Theodore W. Berger

Theodore W. Berger

Dr. Theodore W. Berger is the David Packard Professor of Engineering, Professor of Biomedical Engineering and Neuroscience, and Director of the Center for Neural Engineering at the University of Southern California. Dr. Berger received his Ph.D. from Harvard University in 1976, and conducted postdoctoral research at the University of California, Irvine and The Salk Institute. Dr. Berger joined the Departments of Neuroscience and Psychiatry at the University of Pittsburgh in 1979. While at Pittsburgh, he received a McKnight Foundation Scholar Award, twice received an NIMH Research Scientist Development Award, and was elected a Fellow of the American Association for the Advancement of Science. Since 1992, he has been Professor of Biomedical Engineering and Neuroscience at the University of Southern California, and was appointed the David Packard Chair of Engineering in 2003. While at USC, Dr. Berger has received an NIMH Senior Scientist Award, was given the Lockheed Senior Research Award in 1997, and was elected a Fellow of the American Institute for Medical and Biological Engineering in 1998. Dr. Berger also received a Person of the Year “Impact Award” by the AARP in 2004 for his work on neural prostheses, was a National Academy of Sciences International Scientist Lecturer in 2003, and an IEEE Distinguished Lecturer in 2004-2005. Dr. Berger was elected a Senior Member of the IEEE in 2005, received a “Great Minds, Great Ideas” award from the EE Times in the same year, and in 2006 was given the USC Associates Award for Creativity in Research and Scholarship. Dr. Berger became Director of the Center for Neural Engineering in 1997, an organization which helps to unite select USC faculty with cross-disciplinary interests in neuroscience, engineering, and medicine. Dr. Berger has published over 200 journal articles and book chapters, and is the co-editor of a book published by the MIT Press on Toward Replacement Parts for the Brain: Implantable Biomimetic Electronics as Neural Prostheses. In addition, Dr. Berger will be the lead co-editor of a book soon to be published by Springer-Verlag on Brain-Computer Interfaces: An International Assessment of Research and Development Trends.

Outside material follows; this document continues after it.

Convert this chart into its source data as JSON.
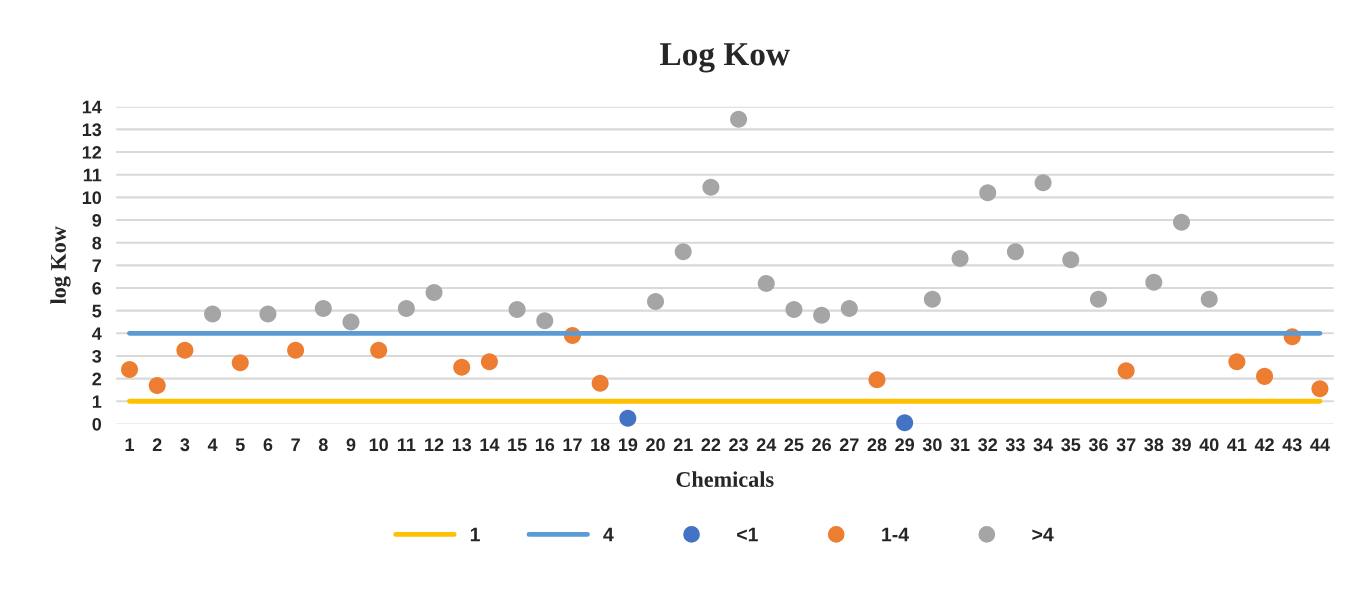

The research of Dr. T.W. Berger involves the complementary use of experimental and theoretical approaches to developing biologically constrained mathematical models of mammalian neural systems. The focus of the majority of current research is the hippocampus, a neural system essential for learning and memory functions. The goal of this research is to address three general issues: (1) the relation between cellular/molecular processes, systems-level functions, and learned behavior; (2) the extent of which the functional dynamics of neural systems are altered by activity-dependent synaptic plasticity; (3) the extent to which the essential functions of a neural system can be incorporated within a hardware representation (e.g., VLSI circuitry).

Experimental studies involve the use of extracellular, intracellular, and whole-cell electrophysiological recording techniques, applied in vivo using anesthetized and chronically implanted animals, and in vitro using hippocampal slice preparations. A number of neurobiological issues are being investigated, including: (1) quantifying the signal processing capabilities of hippocampal neurons and the extent to which these capabilities reflect regulation due to feedforward and feedback circuitry vs. intrinsic neuronal mechanisms, such as voltage-dependent conductances or second messenger biochemical systems; (2) the spatio-temporal distribution of activity in neural networks and its dependence on input pattern and network connectivity; (3) the cellular mechanisms underlying changes in the strength of connections among neurons, i.e., synaptic plasticity, and the influence of synaptic plasticity on signal processing characteristics of neurons and the spatio-temporal distributions of activity in networks.

These and other experimental studies are used in conjunction with several different theoretical approaches to develop models of: (1) the nonlinear, input/output properties of single hippocampal neurons and circuits composed of several populations of hippocampal neurons (in collaboration with Dr. V. Marmarelis, Biomedical Engineering, USC), (2) the hierarchical relationship between synaptic and neuronal events (in collaboration with Dr. G. Chauvet, Institute for Theoretical Biology, University of Angers, France), (3) the kinetic properties of glutamatergic receptor subtypes, and (4) adaptive properties expressed by the "hippocampal-like" neural networks implemented with analog VLSI technology (in collaboration with Dr. B. Sheu, Electrical Engineering, USC).